Wind industry working to meet wildlife challenges
A huge challenge facing wind developers is how to co-exist with wildlife—and with the laws, regulations and permitting procedures that have been developed to protect it.
Two developments last week suggest different approaches for meeting that challenge. First was the Interior Department’s decision not to place the sage grouse on the endangered species list at this time. The second was the finalization of recommendations from the Fish and Wildlife Service’s Federal Advisory Committee, a government-industry-environmentalist collaboration that for three years has been drafting guidelines aimed at facilitating wind energy development while still protecting wildlife.
Interior Secretary Salazar’s decision not to list the sage grouse as an endangered species leaves the bird’s protection to the states for now. In the state of Wyoming, one of the states where the bird is found, so-called core areas designated by the state will remain off limits to development, including wind, to protect the sage grouse and their habitat.
The problem with the Wyoming approach is that it is not based on extensive information about how wind projects impact sage grouse. “We don’t have the information about how wind affects sage grouse,” says Laurie Jodziewicz, AWEA’s manager of siting policy. “And we have little opportunity to do research because you can’t build in the core areas.” She said wind developers will be working with state officials to explore possible changes in the current state policies.
The FAC guidelines, which are being forwarded to Salazar for his approval, take a different approach. The representatives of the wind industry, wildlife groups and the Fish and Wildlife Service developed a “tiered” approach to development. That means developers will choose an area for possible development, assess the potential wildlife conflicts, and, if they still wish to develop it, propose a series of measures to limit the impact on wildlife.

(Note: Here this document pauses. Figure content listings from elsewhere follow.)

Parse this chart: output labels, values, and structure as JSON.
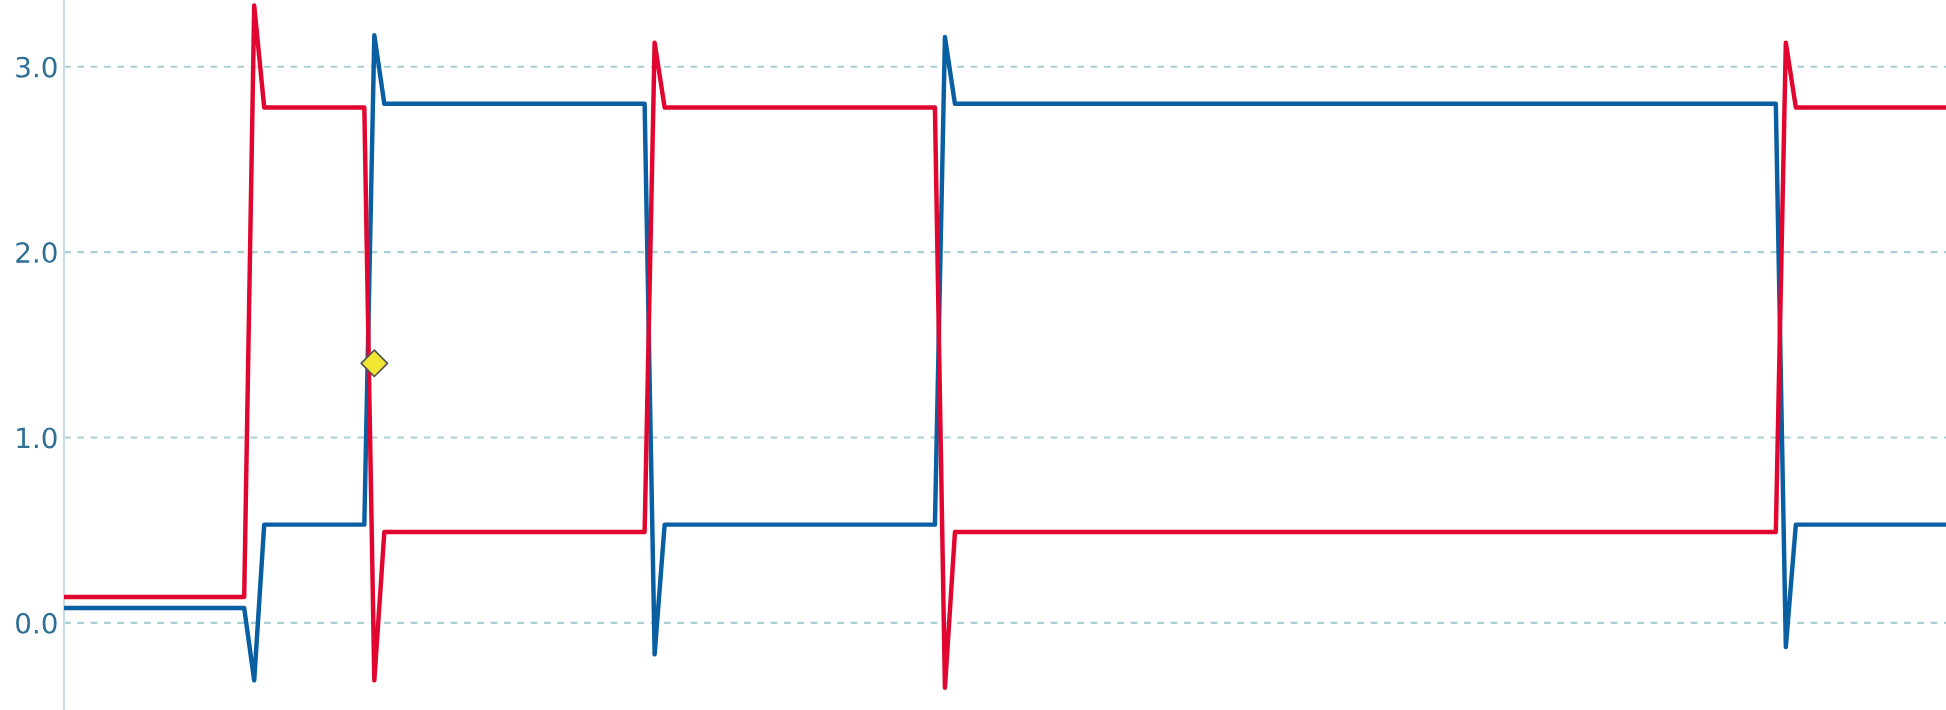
{
  "chart_data": {
    "type": "line",
    "categories": [
      null,
      null,
      null,
      null,
      null,
      null,
      null,
      null,
      null,
      null,
      null,
      null,
      null,
      null,
      null,
      null,
      null,
      null,
      null,
      null,
      null,
      null,
      null,
      null,
      null,
      null,
      null,
      null,
      null,
      null,
      null,
      null,
      null,
      null,
      null,
      null,
      null,
      null,
      null,
      null,
      null,
      null,
      null,
      null,
      null,
      null,
      null,
      null,
      null,
      null,
      null,
      null,
      null,
      null,
      null,
      null,
      null,
      null,
      null,
      null,
      null,
      null,
      null,
      null,
      null,
      null,
      null,
      null,
      null,
      null,
      null,
      null,
      null,
      null,
      null,
      null,
      null,
      null,
      null,
      null,
      null,
      null,
      null,
      null,
      null,
      null,
      null,
      null,
      null,
      null,
      null,
      null,
      null,
      null,
      null,
      null,
      null,
      null,
      null,
      null,
      null,
      null,
      null,
      null,
      null,
      null,
      null,
      null,
      null,
      null,
      null,
      null,
      null,
      null,
      null,
      null,
      null,
      null,
      null,
      null,
      null,
      null,
      null,
      null,
      null,
      null,
      null,
      null,
      null,
      null,
      null,
      null,
      null,
      null,
      null,
      null,
      null,
      null,
      null,
      null,
      null,
      null,
      null,
      null,
      null,
      null,
      null,
      null,
      null,
      null,
      null,
      null,
      null,
      null,
      null,
      null,
      null,
      null,
      null,
      null,
      null,
      null,
      null,
      null,
      null,
      null,
      null,
      null,
      null,
      null,
      null,
      null,
      null,
      null,
      null,
      null,
      null,
      null,
      null,
      null,
      null,
      null,
      null,
      null,
      null,
      null,
      null,
      null,
      null
    ],
    "ylim": [
      -0.47,
      3.36
    ],
    "yticks": [
      {
        "value": 0,
        "label": "0.0"
      },
      {
        "value": 1,
        "label": "1.0"
      },
      {
        "value": 2,
        "label": "2.0"
      },
      {
        "value": 3,
        "label": "3.0"
      }
    ],
    "tick_labels": "y",
    "grid": "y",
    "line_style": "solid",
    "marker": "none",
    "series": [
      {
        "color": "#0a5fa3",
        "values": [
          0.08,
          0.08,
          0.08,
          0.08,
          0.08,
          0.08,
          0.08,
          0.08,
          0.08,
          0.08,
          0.08,
          0.08,
          0.08,
          0.08,
          0.08,
          0.08,
          0.08,
          0.08,
          0.08,
          -0.31,
          0.53,
          0.53,
          0.53,
          0.53,
          0.53,
          0.53,
          0.53,
          0.53,
          0.53,
          0.53,
          0.53,
          3.17,
          2.8,
          2.8,
          2.8,
          2.8,
          2.8,
          2.8,
          2.8,
          2.8,
          2.8,
          2.8,
          2.8,
          2.8,
          2.8,
          2.8,
          2.8,
          2.8,
          2.8,
          2.8,
          2.8,
          2.8,
          2.8,
          2.8,
          2.8,
          2.8,
          2.8,
          2.8,
          2.8,
          -0.17,
          0.53,
          0.53,
          0.53,
          0.53,
          0.53,
          0.53,
          0.53,
          0.53,
          0.53,
          0.53,
          0.53,
          0.53,
          0.53,
          0.53,
          0.53,
          0.53,
          0.53,
          0.53,
          0.53,
          0.53,
          0.53,
          0.53,
          0.53,
          0.53,
          0.53,
          0.53,
          0.53,
          0.53,
          3.16,
          2.8,
          2.8,
          2.8,
          2.8,
          2.8,
          2.8,
          2.8,
          2.8,
          2.8,
          2.8,
          2.8,
          2.8,
          2.8,
          2.8,
          2.8,
          2.8,
          2.8,
          2.8,
          2.8,
          2.8,
          2.8,
          2.8,
          2.8,
          2.8,
          2.8,
          2.8,
          2.8,
          2.8,
          2.8,
          2.8,
          2.8,
          2.8,
          2.8,
          2.8,
          2.8,
          2.8,
          2.8,
          2.8,
          2.8,
          2.8,
          2.8,
          2.8,
          2.8,
          2.8,
          2.8,
          2.8,
          2.8,
          2.8,
          2.8,
          2.8,
          2.8,
          2.8,
          2.8,
          2.8,
          2.8,
          2.8,
          2.8,
          2.8,
          2.8,
          2.8,
          2.8,
          2.8,
          2.8,
          2.8,
          2.8,
          2.8,
          2.8,
          2.8,
          2.8,
          2.8,
          2.8,
          2.8,
          2.8,
          2.8,
          2.8,
          2.8,
          2.8,
          2.8,
          2.8,
          2.8,
          2.8,
          2.8,
          2.8,
          -0.13,
          0.53,
          0.53,
          0.53,
          0.53,
          0.53,
          0.53,
          0.53,
          0.53,
          0.53,
          0.53,
          0.53,
          0.53,
          0.53,
          0.53,
          0.53,
          0.53
        ]
      },
      {
        "color": "#e0062f",
        "values": [
          0.14,
          0.14,
          0.14,
          0.14,
          0.14,
          0.14,
          0.14,
          0.14,
          0.14,
          0.14,
          0.14,
          0.14,
          0.14,
          0.14,
          0.14,
          0.14,
          0.14,
          0.14,
          0.14,
          3.33,
          2.78,
          2.78,
          2.78,
          2.78,
          2.78,
          2.78,
          2.78,
          2.78,
          2.78,
          2.78,
          2.78,
          -0.31,
          0.49,
          0.49,
          0.49,
          0.49,
          0.49,
          0.49,
          0.49,
          0.49,
          0.49,
          0.49,
          0.49,
          0.49,
          0.49,
          0.49,
          0.49,
          0.49,
          0.49,
          0.49,
          0.49,
          0.49,
          0.49,
          0.49,
          0.49,
          0.49,
          0.49,
          0.49,
          0.49,
          3.13,
          2.78,
          2.78,
          2.78,
          2.78,
          2.78,
          2.78,
          2.78,
          2.78,
          2.78,
          2.78,
          2.78,
          2.78,
          2.78,
          2.78,
          2.78,
          2.78,
          2.78,
          2.78,
          2.78,
          2.78,
          2.78,
          2.78,
          2.78,
          2.78,
          2.78,
          2.78,
          2.78,
          2.78,
          -0.35,
          0.49,
          0.49,
          0.49,
          0.49,
          0.49,
          0.49,
          0.49,
          0.49,
          0.49,
          0.49,
          0.49,
          0.49,
          0.49,
          0.49,
          0.49,
          0.49,
          0.49,
          0.49,
          0.49,
          0.49,
          0.49,
          0.49,
          0.49,
          0.49,
          0.49,
          0.49,
          0.49,
          0.49,
          0.49,
          0.49,
          0.49,
          0.49,
          0.49,
          0.49,
          0.49,
          0.49,
          0.49,
          0.49,
          0.49,
          0.49,
          0.49,
          0.49,
          0.49,
          0.49,
          0.49,
          0.49,
          0.49,
          0.49,
          0.49,
          0.49,
          0.49,
          0.49,
          0.49,
          0.49,
          0.49,
          0.49,
          0.49,
          0.49,
          0.49,
          0.49,
          0.49,
          0.49,
          0.49,
          0.49,
          0.49,
          0.49,
          0.49,
          0.49,
          0.49,
          0.49,
          0.49,
          0.49,
          0.49,
          0.49,
          0.49,
          0.49,
          0.49,
          0.49,
          0.49,
          0.49,
          0.49,
          0.49,
          0.49,
          3.13,
          2.78,
          2.78,
          2.78,
          2.78,
          2.78,
          2.78,
          2.78,
          2.78,
          2.78,
          2.78,
          2.78,
          2.78,
          2.78,
          2.78,
          2.78,
          2.78
        ]
      },
      {
        "type": "scatter",
        "marker": "diamond",
        "color": "#f2e633",
        "values": [
          null,
          null,
          null,
          null,
          null,
          null,
          null,
          null,
          null,
          null,
          null,
          null,
          null,
          null,
          null,
          null,
          null,
          null,
          null,
          null,
          null,
          null,
          null,
          null,
          null,
          null,
          null,
          null,
          null,
          null,
          null,
          1.4,
          null,
          null,
          null,
          null,
          null,
          null,
          null,
          null,
          null,
          null,
          null,
          null,
          null,
          null,
          null,
          null,
          null,
          null,
          null,
          null,
          null,
          null,
          null,
          null,
          null,
          null,
          null,
          null,
          null,
          null,
          null,
          null,
          null,
          null,
          null,
          null,
          null,
          null,
          null,
          null,
          null,
          null,
          null,
          null,
          null,
          null,
          null,
          null,
          null,
          null,
          null,
          null,
          null,
          null,
          null,
          null,
          null,
          null,
          null,
          null,
          null,
          null,
          null,
          null,
          null,
          null,
          null,
          null,
          null,
          null,
          null,
          null,
          null,
          null,
          null,
          null,
          null,
          null,
          null,
          null,
          null,
          null,
          null,
          null,
          null,
          null,
          null,
          null,
          null,
          null,
          null,
          null,
          null,
          null,
          null,
          null,
          null,
          null,
          null,
          null,
          null,
          null,
          null,
          null,
          null,
          null,
          null,
          null,
          null,
          null,
          null,
          null,
          null,
          null,
          null,
          null,
          null,
          null,
          null,
          null,
          null,
          null,
          null,
          null,
          null,
          null,
          null,
          null,
          null,
          null,
          null,
          null,
          null,
          null,
          null,
          null,
          null,
          null,
          null,
          null,
          null,
          null,
          null,
          null,
          null,
          null,
          null,
          null,
          null,
          null,
          null,
          null,
          null,
          null,
          null,
          null,
          null
        ]
      }
    ]
  }
}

The guidelines also call for monitoring the impact during construction and after construction to make sure the impacts are in line with what was predicted before the project was built.
“The guidelines borrow from the practices large developers have already adopted when they make siting decisions, and put it in a format that everyone can use,” said Jodziewicz.
Wind developers know they have formidable obstacles to surmount, especially in the Western states, before they can develop in areas with wildlife concerns. But they are hoping that by getting out in front of the issue, and working with wildlife groups and government officials now, they can maximize their chances of success.